Well, thank you, Simone, and thanks, Derek and Adam, for your questions. I'm happy, as as I said with our first quarter and past our first quarter results and the guidance we're providing for the second quarter, the mitigation measures in place and our diversified customer base, we're confident that we'll have the necessary resources and cash to weather the storm. We are keeping an eye on this situation and taking action to mitigate the effect on our activities by remaining agile and flexible. We are grateful to be able to count on the dedication and hard work of our employees and the support from the labor unions, also our financial partners, shareholders and customers and our suppliers. In these challenging times, we are also see an opportunity for Calabar to accelerate its path to transformation.

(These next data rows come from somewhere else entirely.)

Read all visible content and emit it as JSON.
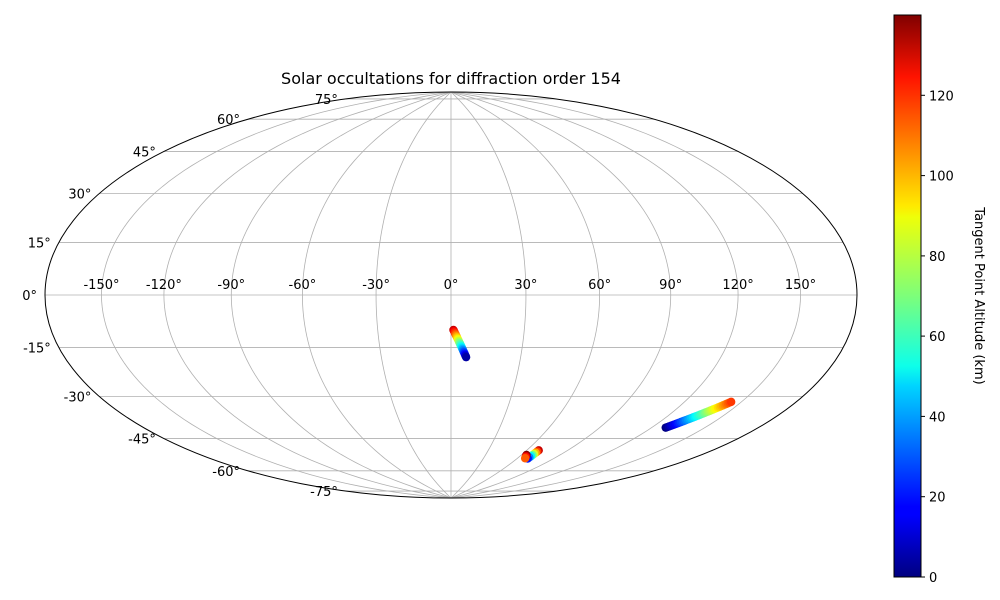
{
  "chart_data": {
    "type": "scatter",
    "projection": "hammer",
    "title": "Solar occultations for diffraction order 154",
    "grid": true,
    "longitude_ticks": [
      "-150°",
      "-120°",
      "-90°",
      "-60°",
      "-30°",
      "0°",
      "30°",
      "60°",
      "90°",
      "120°",
      "150°"
    ],
    "longitude_tick_values": [
      -150,
      -120,
      -90,
      -60,
      -30,
      0,
      30,
      60,
      90,
      120,
      150
    ],
    "latitude_ticks": [
      "75°",
      "60°",
      "45°",
      "30°",
      "15°",
      "0°",
      "-15°",
      "-30°",
      "-45°",
      "-60°",
      "-75°"
    ],
    "latitude_tick_values": [
      75,
      60,
      45,
      30,
      15,
      0,
      -15,
      -30,
      -45,
      -60,
      -75
    ],
    "colormap": "jet",
    "colorbar": {
      "label": "Tangent Point Altitude (km)",
      "range": [
        0,
        140
      ],
      "ticks": [
        0,
        20,
        40,
        60,
        80,
        100,
        120
      ],
      "tick_labels": [
        "0",
        "20",
        "40",
        "60",
        "80",
        "100",
        "120"
      ]
    },
    "series": [
      {
        "lon_start": 1,
        "lat_start": -14,
        "alt_start": 130,
        "lon_end": 6.5,
        "lat_end": -25,
        "alt_end": 5,
        "n": 24
      },
      {
        "lon_start": 69,
        "lat_start": -63.5,
        "alt_start": 130,
        "lon_end": 69,
        "lat_end": -67.5,
        "alt_end": 20,
        "n": 8
      },
      {
        "lon_start": 64,
        "lat_start": -66,
        "alt_start": 140,
        "lon_end": 66.5,
        "lat_end": -67.5,
        "alt_end": 110,
        "n": 4
      },
      {
        "lon_start": 128,
        "lat_start": -48,
        "alt_start": 0,
        "lon_end": 144.5,
        "lat_end": -36,
        "alt_end": 115,
        "n": 40
      }
    ]
  }
}
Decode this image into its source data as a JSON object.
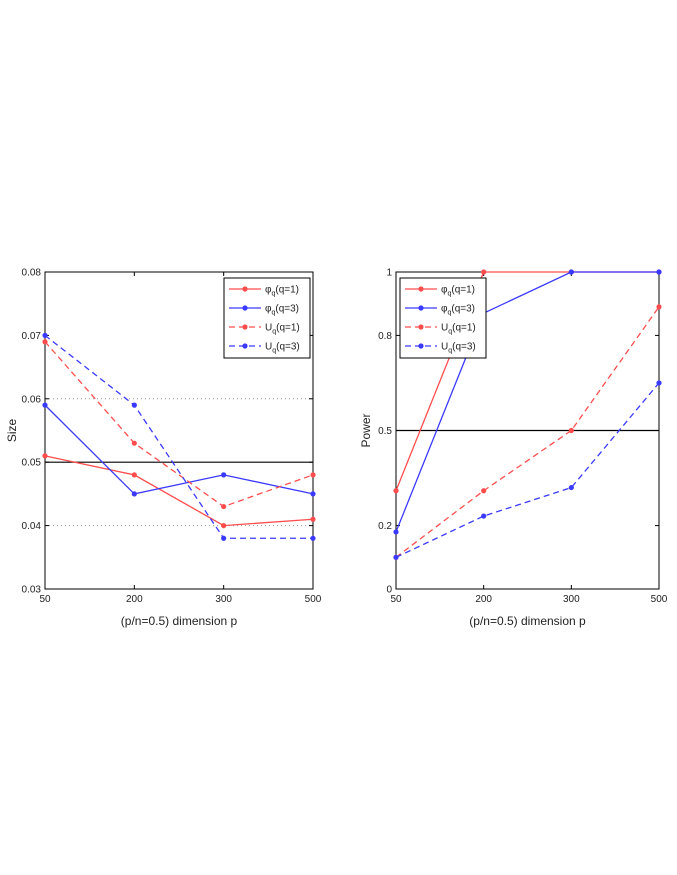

We continue to look for opportunities to address new and growing markets and right size our business. We're working hard to emerge from this situation in a favorable competitive position. I look forward to our upcoming AGM on May 26 at 10:30AM, which under these circumstances, there will be a virtual one meeting. We encourage all shareholders to vote ahead of the meeting by submitting their proxy or to do so during the virtual AGM. All important details are available on our website.
So this concludes our call for the first quarter of twenty twenty. Thank you very much for joining us and stay safe and healthy. Thank you.
Thank you.
Ladies and gentlemen, this concludes today's conference call. You may now disconnect.